Publié le 2025-10-30 09:27:00. La bataille juridique entre Sony et Tencent s’intensifie, les deux géants du jeu vidéo s’affrontant par avocats interposés concernant des accusations de plagiat. Tencent riposte fermement aux accusations de Sony concernant une copie présumée de sa franchise phare, Horizon.
- Tencent demande le rejet d’une nouvelle action en justice de Sony, arguant que l’affaire est prématurée.
- Le groupe chinois dénonce une tentative de Sony de s’arroger un monopole sur les conventions de genre et met en doute la protection de la marque Aloy.
- Sony accuse Tencent de se cacher derrière ses filiales pour dissimuler une copie éhontée de sa propriété intellectuelle.
La querelle judiciaire qui oppose Sony à Tencent autour du jeu Light of Motiram, accusé par le constructeur de PlayStation de singer sans vergogne sa célèbre franchise Horizon, prend une nouvelle tournure. Après plusieurs échanges musclés devant les tribunaux, où Sony avait qualifié l’œuvre de son rival chinois de « clone servile » et exigé son retrait, craignant un impact sur la croissance future de Horizon, Tencent contre-attaque.

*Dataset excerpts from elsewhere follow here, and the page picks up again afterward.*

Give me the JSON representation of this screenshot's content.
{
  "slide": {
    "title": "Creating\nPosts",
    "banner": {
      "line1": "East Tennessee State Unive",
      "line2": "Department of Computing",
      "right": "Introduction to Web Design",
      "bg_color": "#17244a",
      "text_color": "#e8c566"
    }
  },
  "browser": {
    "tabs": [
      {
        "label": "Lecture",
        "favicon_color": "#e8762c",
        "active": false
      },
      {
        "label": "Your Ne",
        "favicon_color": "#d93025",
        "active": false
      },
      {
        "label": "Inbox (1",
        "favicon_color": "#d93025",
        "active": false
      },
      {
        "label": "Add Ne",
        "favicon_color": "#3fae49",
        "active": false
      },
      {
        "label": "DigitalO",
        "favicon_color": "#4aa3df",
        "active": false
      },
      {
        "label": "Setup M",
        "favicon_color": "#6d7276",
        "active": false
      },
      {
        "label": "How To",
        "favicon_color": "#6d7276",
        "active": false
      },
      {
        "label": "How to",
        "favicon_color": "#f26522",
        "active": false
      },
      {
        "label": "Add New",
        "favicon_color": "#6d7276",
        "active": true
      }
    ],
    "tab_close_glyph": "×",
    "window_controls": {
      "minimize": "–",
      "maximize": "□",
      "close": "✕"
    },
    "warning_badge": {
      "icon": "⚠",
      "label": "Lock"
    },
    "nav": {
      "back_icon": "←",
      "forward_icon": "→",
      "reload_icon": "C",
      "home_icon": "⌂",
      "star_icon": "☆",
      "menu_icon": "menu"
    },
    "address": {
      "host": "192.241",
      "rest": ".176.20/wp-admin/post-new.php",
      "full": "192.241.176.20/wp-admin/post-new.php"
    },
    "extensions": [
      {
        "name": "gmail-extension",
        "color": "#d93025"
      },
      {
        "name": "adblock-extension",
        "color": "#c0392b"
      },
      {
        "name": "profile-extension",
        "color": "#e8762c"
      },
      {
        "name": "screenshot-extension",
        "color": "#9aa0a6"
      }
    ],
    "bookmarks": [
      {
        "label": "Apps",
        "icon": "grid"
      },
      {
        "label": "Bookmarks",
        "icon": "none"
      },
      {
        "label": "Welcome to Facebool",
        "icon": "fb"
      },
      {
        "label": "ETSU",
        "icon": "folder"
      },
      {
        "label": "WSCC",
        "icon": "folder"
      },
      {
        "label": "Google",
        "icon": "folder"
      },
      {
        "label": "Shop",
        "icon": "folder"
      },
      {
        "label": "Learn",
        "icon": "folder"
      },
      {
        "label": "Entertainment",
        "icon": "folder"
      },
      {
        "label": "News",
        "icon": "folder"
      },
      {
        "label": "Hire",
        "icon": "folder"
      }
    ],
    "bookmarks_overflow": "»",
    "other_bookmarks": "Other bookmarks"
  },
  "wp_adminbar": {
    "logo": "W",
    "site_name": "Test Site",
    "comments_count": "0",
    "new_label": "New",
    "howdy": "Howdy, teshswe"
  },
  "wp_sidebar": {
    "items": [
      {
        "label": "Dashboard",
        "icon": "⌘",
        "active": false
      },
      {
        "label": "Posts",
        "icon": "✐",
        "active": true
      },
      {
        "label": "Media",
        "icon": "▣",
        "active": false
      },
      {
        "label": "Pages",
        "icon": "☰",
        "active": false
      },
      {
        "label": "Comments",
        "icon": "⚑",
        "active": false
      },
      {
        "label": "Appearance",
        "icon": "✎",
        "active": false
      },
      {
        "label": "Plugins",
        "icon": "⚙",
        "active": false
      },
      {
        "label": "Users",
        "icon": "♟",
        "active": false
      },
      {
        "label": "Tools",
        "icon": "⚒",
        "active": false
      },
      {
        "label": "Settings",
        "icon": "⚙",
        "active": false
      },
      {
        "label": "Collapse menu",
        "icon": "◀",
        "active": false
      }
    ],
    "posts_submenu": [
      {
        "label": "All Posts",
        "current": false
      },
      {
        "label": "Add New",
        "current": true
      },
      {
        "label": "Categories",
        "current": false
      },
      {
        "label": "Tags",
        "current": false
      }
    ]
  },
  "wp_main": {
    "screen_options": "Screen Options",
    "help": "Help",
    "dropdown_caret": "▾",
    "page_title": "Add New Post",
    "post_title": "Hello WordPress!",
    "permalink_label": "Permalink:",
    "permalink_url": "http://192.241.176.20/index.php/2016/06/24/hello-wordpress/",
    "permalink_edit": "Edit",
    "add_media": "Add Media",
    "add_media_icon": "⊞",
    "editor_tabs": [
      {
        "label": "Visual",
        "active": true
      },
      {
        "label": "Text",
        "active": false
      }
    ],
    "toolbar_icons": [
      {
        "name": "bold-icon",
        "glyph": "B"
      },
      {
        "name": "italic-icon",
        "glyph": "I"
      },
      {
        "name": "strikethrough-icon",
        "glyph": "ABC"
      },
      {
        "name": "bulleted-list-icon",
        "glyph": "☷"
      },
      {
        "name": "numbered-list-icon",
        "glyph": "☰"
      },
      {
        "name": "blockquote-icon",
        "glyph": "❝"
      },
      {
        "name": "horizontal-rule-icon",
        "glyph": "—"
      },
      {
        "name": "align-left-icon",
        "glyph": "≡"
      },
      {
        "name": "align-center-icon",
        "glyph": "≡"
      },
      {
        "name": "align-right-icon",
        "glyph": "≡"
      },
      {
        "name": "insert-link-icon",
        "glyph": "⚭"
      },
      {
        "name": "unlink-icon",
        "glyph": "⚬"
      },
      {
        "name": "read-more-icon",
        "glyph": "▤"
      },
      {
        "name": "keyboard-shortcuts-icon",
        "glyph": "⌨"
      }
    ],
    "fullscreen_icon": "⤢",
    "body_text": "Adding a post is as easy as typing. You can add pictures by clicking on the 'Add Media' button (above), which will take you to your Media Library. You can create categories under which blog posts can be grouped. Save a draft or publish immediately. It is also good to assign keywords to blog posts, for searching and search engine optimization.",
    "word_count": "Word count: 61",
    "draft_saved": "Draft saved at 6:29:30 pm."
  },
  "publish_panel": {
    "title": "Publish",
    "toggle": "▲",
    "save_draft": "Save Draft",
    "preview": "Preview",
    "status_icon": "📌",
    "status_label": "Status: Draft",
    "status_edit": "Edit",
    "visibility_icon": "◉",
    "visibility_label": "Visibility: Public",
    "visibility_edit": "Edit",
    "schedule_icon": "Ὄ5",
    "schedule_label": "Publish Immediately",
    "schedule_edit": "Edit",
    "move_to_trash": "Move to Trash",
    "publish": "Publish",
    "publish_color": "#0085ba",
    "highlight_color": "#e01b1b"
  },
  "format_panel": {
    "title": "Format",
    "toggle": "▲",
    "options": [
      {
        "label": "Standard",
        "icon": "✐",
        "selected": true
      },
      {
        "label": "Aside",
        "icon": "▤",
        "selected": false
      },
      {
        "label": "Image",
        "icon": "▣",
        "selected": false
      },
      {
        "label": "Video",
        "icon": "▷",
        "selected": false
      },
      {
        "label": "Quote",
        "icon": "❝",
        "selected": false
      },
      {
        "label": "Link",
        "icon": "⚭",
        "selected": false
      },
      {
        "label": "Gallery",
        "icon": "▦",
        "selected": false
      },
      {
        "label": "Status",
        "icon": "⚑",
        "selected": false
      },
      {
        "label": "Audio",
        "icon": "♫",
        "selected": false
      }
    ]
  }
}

Le géant technologique chinois a déposé une requête en rejet, arguant que Sony cherchait à établir un « monopole inadmissible sur les conventions de genre ». Pour appuyer ses dires, Tencent a rappelé que des titres emblématiques comme The Legend of Zelda (NES) et Enslaved: Odyssey to the West (PS3) présentaient eux aussi des similitudes avec la franchise de Sony. Des arguments jugés « absurdes » par PlayStation, qui a accusé Tencent de se dissimuler derrière ses nombreuses filiales.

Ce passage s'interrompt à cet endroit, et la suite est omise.